En el segundo, un delineador de Khol, sombras burdeos, brillo con purpurina. Y una cuchilla oxidada que no sabías si era de depilarse o de autolesiones.
La estantería tenía biografías de músicos, un ejemplar de '1001 discos que hay que escuchar antes de morir', catálogos de la TIPO, a falta Poe, Lovecraft, Anne Rice, Benedetti, Pizarnik, Baudelaire, Hesse; y DVDs de Donnie Darko, Inocencia interrumpida, El Cuervo, Pesadilla antes de Navidad, Bitelchús..., la mayoría comprados en el top manta.
La minicadena era su templo sonoro con CD, cassette y radio.
Altavoces forrados con pegatinas de calaveras, símbolo ankh, un lazo punk.
Allí sonaban Nirvana, Avril Lavigne, Whitesnake, Tesla, The Cure, Placebo, HIM, Evanescence, Nightwish, Tool, Anathema, The Sisters of Mercy, Apocalyptica, Dover, Héroes y Extremoduro a 128 kbps.
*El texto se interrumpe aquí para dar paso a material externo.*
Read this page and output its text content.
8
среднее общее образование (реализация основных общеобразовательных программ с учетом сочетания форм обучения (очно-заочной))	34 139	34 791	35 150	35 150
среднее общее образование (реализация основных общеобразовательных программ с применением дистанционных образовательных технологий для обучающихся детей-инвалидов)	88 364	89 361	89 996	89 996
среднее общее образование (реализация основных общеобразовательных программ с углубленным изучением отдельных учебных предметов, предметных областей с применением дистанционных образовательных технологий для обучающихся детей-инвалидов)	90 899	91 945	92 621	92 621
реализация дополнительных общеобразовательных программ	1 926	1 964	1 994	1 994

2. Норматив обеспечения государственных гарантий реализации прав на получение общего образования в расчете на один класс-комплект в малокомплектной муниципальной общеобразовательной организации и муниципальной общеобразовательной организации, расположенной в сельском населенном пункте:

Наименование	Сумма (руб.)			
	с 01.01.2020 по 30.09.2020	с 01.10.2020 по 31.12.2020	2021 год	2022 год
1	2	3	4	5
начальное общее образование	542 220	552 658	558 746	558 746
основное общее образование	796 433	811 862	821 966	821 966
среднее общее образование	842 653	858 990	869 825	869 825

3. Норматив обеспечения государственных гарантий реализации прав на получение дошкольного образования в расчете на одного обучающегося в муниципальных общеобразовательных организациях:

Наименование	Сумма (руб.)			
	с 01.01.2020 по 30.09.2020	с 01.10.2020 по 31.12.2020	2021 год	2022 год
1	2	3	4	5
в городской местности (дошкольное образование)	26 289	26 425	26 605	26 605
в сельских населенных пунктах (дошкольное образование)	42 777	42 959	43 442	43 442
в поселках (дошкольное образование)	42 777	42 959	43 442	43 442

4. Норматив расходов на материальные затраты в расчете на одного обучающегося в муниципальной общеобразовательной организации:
Todo eso sonaba con la puerta cerrada, mientras ella se tumbaba boca arriba con los ojos cerrados, el pelo negro alisado con mechas rosas sobre la almohada y el humo del hachís subiendo lento. A veces simplemente te miraba y decía: "¿Te has fijado en cómo entra la luz por la cortina?". Y tú asentías, mientras mirabas cómo se le marcaba el cameltoe bajo la camiseta de HIM.
Ese cuarto era una extensión de su alma.
Luces cálidas, sombras, intimidad. Había cosas sagradas: su choker de pinchos, su pintauñas negro, las chapas en el corcho, su libreta, las frases de amor herido, su almohada húmeda de lágrimas y risas.
Hoy todas esas chicas son madres, profesoras, o están a saber dónde.
Pero esa habitación permanece congelada en el tiempo, en nuestra memoria. Nosotros entramos una vez, oliendo a Axe y, sin saber nada del mundo, ella nos enseñó que un cuarto podía ser un universo completo. Que un CD podía ser una declaración de principios.
Y que el rabillo del ojo bien hecho era casi tan morboso como una felación con mirada sumisa.
Las echo de menos. Esas habitaciones, digo.